New Plan of Iberia to Cut Costs
by Abbey on 27/10/09 at 9:54 am
Iberia decided to approve a strategy, called Plan 2012, the aim of the plan is to increase operating profile by €450 million. To fulfill the plan the company decided to cut costs and make efficient improvements. Rafael Sanchez-Lozano said that as the airline industry underwent a dramatic situation, it was decided to modify Iberia into a viable project. In the first half Iberia Group stated a consolidated dead loss of €165.4 million that could lead to a full-year deficit for the first time in 14 years.
It is decided that a new short- and medium-haul airline will operate as an independent network carrier which will have a service like IB has that will be able to feed the profitable long-haul network through its Madrid hub.
According to a spokesperson of ATWOnline, despite the fact that Iberia was considered to be the leader of the Europe-to-Latin America routes, still it had a structural problem in its domestic and European operations. For that reason it was decided to settle a new model that would lower operation costs and there would be no ‘legacy’ work practices due to which it would be possible for Iberia to rival with other carriers.

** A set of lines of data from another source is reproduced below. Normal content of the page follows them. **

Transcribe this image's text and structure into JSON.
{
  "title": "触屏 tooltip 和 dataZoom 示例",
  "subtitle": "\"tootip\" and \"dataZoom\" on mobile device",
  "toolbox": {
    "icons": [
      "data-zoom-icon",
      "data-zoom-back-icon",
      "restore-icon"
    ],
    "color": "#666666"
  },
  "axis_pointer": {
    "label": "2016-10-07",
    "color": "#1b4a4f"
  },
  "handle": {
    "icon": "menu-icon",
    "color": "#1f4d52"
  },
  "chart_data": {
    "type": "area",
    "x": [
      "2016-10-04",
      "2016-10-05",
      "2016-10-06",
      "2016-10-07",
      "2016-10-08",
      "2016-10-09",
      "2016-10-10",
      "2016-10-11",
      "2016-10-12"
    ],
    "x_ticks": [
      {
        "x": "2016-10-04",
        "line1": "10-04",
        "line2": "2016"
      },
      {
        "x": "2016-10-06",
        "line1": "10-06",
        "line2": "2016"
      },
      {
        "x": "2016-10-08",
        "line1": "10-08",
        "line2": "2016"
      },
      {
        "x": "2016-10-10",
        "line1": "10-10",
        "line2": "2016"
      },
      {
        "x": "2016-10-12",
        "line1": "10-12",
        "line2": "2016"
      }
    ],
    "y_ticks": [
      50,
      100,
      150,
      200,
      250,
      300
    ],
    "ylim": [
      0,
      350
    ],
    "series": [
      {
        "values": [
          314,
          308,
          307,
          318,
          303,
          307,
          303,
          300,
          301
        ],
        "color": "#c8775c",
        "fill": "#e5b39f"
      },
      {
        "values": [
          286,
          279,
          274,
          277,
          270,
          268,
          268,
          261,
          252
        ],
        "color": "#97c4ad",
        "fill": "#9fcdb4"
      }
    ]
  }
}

In spite of the fact that there are opponents of this new model, one should say that it will help to secure jobs. Another thing that happened to Iberia Airline Company was a two day strike that led to the cancellation of 404 flights. The strike was held in order to support salary demands.
Initiators of the strike were 4,300 staff from labor unions that wanted to stop a four-year pay freeze. It is also expected that stoppages will be on November 10 and 11. Such situation can lead to the fact that Iberia will have to compensate losses or buy tickets on other days to its passengers.